D.Y: Yiğit’in de söylediği gibi Tolkien, Hobbit’i yazarken Yüzüklerin Efendisi aklında yoktu. O yüzüğün görünmezlik dışında bir gücü olduğu gibi bilgiler yoktu. Peter Jackson o bilgilere sahip olarak filmi kotarmış.


B.M: Yüzüklerin Efendisi’nde bazı şeyleri atladı dedik ya… Belki Peter Jackson kendini affettirmeye çalışıyor burada onları ekleyerek. Bir kötülük yavaş yavaş büyüyor, Orklar inmeye başladı, Saruman pis pis sırıtıyor, arkadan konuşuyor. Hobbit’i Yüzüklerin Efendisi’ne bağlamak için böyle şeyler var… Mesela kitapta Elf prensesi de yoktu. Bence Jackson altı filmle Star Wars’a rakip olmaya çalışıyor (gülüyor).


D.Y: Bence ikinci ya da üçüncü filmde Tom Bombadili görebiliriz. Hatta Tolkien’in diğer masallarından da bir şeyler alabilir, mesela Silmarillion…


Kim kimdir?


Yiğit Değer Bengi:Almanca’ya da çevrilen Çift Başlı Kartal adlı öykü kitabının yazarı. Birçok yazarın yer aldığı 1002 Gece Masalları’nı da yayına hazırladı.


Volkan Dalkılıç: Zaman Çarkı, Efsaneler ve Unutulmuş Diyarlar serilerinin editörü. Ayrıca Michael Moorcock, Stephan King ve Robert Jordan çevirilerinin de editörü.

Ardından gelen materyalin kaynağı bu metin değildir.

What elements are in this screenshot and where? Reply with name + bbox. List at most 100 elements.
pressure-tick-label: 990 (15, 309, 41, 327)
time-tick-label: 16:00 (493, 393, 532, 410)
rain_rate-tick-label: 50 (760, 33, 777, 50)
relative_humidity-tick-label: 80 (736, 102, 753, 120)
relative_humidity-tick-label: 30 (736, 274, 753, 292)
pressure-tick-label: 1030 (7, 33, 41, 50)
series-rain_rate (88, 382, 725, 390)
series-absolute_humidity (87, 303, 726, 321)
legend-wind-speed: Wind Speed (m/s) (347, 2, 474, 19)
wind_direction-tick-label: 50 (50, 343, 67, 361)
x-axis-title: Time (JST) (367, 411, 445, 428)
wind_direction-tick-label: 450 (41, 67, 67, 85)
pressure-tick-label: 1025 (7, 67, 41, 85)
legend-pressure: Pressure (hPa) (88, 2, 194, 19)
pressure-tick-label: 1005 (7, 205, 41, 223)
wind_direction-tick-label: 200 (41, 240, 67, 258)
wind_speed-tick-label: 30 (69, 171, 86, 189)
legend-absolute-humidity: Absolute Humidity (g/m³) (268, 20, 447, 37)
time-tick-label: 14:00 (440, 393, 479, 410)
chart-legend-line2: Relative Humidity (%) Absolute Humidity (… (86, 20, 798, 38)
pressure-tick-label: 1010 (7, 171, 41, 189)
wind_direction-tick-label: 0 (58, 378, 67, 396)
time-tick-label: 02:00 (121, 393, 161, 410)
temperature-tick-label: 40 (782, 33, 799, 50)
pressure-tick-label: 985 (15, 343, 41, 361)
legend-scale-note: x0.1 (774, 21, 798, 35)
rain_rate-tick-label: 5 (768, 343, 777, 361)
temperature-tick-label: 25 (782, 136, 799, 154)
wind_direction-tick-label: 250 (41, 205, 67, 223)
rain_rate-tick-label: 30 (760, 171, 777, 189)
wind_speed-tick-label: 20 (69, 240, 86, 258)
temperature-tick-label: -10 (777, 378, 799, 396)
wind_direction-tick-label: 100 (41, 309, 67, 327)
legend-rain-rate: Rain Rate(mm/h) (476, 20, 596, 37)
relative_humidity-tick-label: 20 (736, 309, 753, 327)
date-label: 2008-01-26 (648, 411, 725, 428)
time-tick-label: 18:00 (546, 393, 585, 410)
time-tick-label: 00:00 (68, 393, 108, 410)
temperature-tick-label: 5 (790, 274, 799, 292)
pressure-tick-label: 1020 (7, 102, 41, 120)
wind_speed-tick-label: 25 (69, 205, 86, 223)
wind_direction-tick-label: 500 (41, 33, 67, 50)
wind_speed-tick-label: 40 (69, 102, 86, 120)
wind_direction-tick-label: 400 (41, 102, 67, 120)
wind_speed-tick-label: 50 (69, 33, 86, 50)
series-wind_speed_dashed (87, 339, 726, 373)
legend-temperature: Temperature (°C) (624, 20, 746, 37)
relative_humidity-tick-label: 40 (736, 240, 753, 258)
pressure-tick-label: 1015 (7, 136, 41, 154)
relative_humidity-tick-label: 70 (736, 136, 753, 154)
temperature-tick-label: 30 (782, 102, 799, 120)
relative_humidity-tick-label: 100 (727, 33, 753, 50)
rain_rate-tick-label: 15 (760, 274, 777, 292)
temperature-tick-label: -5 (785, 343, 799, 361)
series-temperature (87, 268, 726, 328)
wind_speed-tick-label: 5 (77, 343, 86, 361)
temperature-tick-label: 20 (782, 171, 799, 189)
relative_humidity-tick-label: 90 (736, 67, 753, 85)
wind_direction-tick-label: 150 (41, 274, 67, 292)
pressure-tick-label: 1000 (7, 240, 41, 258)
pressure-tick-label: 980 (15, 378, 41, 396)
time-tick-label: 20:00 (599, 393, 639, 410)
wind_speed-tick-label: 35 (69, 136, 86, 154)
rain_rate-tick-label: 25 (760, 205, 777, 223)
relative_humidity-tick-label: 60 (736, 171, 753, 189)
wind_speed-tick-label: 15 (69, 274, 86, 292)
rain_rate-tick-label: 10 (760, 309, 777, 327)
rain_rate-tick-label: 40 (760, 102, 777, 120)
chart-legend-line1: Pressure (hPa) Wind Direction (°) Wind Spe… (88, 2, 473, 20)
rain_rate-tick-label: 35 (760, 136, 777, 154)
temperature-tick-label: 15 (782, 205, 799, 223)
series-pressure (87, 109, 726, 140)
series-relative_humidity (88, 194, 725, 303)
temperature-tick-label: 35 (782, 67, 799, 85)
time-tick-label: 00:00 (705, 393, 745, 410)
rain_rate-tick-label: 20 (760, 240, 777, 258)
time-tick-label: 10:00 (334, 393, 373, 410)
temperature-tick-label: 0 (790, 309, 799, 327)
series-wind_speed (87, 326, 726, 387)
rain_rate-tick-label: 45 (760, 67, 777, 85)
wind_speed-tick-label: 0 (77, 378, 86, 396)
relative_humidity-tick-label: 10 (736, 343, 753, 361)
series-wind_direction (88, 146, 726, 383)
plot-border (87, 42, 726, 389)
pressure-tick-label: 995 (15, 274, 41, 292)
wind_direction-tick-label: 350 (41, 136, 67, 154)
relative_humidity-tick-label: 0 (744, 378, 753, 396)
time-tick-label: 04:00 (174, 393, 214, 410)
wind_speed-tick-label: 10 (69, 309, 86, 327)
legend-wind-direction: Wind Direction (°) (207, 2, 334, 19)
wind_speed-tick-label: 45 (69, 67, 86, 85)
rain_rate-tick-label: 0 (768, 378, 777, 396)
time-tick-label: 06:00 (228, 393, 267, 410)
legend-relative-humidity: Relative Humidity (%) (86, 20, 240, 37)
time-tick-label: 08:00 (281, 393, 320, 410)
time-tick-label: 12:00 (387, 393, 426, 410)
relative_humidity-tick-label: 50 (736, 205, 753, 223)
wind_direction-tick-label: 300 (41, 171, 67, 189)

Doğu Yücel:Düşler Kabuslar ve Gelecek Masalları, Hayalet Kitap ve Varolmayanlar adlı üç kitabı bulunuyor. Okul ve Küçük Kıyamet filmlerinin de senaristi.


Hamit Çağlar Özdağ:Anstorra, İhanetler ve Alametler adlı üç kitaptan oluşan Kan Muskaları serisinin yazarı.


Barış Müstecaplıoğlu:Türkiye’nin ilk fantastik kurgu dizisi olan, Korkak ve Canavar, Merderan’ın Sırrı, Bataklık Ülke, Tanrıların Efsanesi adlı dört kitaplık Perg Efsaneleri serisinin yazarı. Şakird Kardeş Kanı ve Bir Hayaldi Gerçekten Güzel adlı romanları da bulunuyor.